Thioflavin T Is a More General and Less Interfering Probe for Aptamer Binding Assays Than SYBR Green I
Yun Shu, Shiyuan Liu, Juewen Liu
Abstract
Label-free fluorescent binding assays employing DNA staining dyes as probes are widely adopted techniques in the aptamer field. While many dyes have been used, thioflavin T (ThT) did not receive much attention for this purpose until recently, since it has long been perceived primarily as a G-quadruplex staining dye. Based on recent studies, ThT appears to serve as a reliable probe for evaluating the binding of non-G-quadruplex aptamers, and we seek to clarify the underlying mechanisms responsible for the exceptional performance of ThT. We investigated three non-G-quadruplex aptamers targeting adenosine, kanamycin, and Tris(hydroxymethyl)aminomethane (Tris). Consistent K d values and fluorescence reductions were observed in the presence of ThT regardless of the aptamer-to-dye ratio.

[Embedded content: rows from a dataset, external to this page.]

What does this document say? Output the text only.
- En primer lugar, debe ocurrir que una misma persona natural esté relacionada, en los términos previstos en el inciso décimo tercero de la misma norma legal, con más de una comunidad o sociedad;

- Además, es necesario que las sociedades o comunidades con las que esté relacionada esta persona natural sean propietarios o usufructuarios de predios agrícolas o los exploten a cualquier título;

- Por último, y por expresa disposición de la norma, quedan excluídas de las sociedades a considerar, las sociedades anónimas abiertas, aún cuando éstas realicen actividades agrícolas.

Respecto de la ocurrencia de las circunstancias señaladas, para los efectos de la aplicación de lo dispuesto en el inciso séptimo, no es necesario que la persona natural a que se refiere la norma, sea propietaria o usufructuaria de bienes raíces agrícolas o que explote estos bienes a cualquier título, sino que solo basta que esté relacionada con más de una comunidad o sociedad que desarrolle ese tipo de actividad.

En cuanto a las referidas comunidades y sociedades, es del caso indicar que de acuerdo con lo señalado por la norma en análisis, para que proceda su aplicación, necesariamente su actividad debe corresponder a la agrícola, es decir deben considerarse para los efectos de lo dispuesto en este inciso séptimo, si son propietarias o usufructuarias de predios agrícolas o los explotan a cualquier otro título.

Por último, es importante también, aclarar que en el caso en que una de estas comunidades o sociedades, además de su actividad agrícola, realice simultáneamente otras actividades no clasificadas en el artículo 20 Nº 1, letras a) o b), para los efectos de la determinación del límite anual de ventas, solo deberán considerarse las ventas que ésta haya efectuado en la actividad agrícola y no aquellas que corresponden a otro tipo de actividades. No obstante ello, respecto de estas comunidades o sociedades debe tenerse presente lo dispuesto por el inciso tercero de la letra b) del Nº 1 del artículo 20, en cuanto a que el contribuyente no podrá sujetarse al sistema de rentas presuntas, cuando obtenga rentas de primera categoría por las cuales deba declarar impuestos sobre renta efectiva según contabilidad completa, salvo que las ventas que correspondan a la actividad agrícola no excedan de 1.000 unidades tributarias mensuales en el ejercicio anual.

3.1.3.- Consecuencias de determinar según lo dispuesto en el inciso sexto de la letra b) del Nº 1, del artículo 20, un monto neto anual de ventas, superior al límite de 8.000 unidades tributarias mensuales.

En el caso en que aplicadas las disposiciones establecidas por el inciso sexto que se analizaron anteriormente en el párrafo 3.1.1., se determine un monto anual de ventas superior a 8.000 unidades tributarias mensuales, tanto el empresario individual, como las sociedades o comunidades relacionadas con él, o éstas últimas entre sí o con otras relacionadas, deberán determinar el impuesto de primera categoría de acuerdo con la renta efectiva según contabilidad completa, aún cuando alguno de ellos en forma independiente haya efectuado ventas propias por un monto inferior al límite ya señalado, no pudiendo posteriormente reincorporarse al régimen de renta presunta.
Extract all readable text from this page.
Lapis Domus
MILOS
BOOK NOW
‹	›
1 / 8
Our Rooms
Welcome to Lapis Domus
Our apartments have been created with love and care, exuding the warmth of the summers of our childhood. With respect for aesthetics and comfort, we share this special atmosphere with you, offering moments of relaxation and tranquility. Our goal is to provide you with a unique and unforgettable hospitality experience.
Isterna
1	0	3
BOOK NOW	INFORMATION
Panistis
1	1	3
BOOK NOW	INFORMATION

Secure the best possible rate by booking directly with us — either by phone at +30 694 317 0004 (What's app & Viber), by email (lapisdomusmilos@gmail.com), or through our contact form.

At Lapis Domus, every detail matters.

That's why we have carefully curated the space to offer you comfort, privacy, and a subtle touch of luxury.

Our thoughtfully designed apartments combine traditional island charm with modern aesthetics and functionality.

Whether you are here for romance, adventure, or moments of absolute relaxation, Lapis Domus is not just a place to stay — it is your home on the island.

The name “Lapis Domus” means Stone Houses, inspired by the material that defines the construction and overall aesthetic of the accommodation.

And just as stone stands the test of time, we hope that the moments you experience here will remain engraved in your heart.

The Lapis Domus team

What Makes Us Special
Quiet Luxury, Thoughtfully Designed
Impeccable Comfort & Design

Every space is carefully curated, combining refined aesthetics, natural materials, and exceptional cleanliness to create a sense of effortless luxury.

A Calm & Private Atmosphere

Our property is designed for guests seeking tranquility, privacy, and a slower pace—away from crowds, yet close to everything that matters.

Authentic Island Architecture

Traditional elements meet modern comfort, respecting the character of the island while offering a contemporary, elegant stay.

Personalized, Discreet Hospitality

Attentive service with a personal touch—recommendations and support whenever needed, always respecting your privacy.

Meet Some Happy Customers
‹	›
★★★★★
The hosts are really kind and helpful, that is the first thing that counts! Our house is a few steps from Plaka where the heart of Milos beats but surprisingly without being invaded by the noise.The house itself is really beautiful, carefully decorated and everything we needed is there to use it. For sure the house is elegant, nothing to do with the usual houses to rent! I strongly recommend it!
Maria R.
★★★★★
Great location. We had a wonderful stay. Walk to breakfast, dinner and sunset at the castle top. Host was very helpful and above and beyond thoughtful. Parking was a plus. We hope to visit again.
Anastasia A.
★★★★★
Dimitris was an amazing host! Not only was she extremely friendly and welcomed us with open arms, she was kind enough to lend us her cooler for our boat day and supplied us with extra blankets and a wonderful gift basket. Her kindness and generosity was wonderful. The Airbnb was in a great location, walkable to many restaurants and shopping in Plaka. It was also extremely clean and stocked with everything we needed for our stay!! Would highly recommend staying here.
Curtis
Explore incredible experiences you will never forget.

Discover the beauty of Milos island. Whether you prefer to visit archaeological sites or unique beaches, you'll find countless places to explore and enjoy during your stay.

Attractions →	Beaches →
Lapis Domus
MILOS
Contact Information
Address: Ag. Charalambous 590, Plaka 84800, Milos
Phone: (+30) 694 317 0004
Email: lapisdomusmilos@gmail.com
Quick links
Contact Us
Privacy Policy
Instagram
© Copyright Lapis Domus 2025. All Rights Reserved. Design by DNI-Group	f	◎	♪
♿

In contrast, SYBR Green I (SGI) exhibited responses with apparent K d values that were far away from the true K d in most cases. Additional assays demonstrated that ThT exhibits a weaker affinity for aptamers and random DNA sequences compared to SGI. In addition, ThT has weaker affinities to double-stranded DNA than to single-stranded DNA, which is opposite to that for SGI. Lastly, testing the T30695 DNA binding with Pb 2+ confirmed that ThT can influence the binding of G-quadruplex aptamers. These findings explain ThT’s reliability for probing non-G-quadruplex aptamers.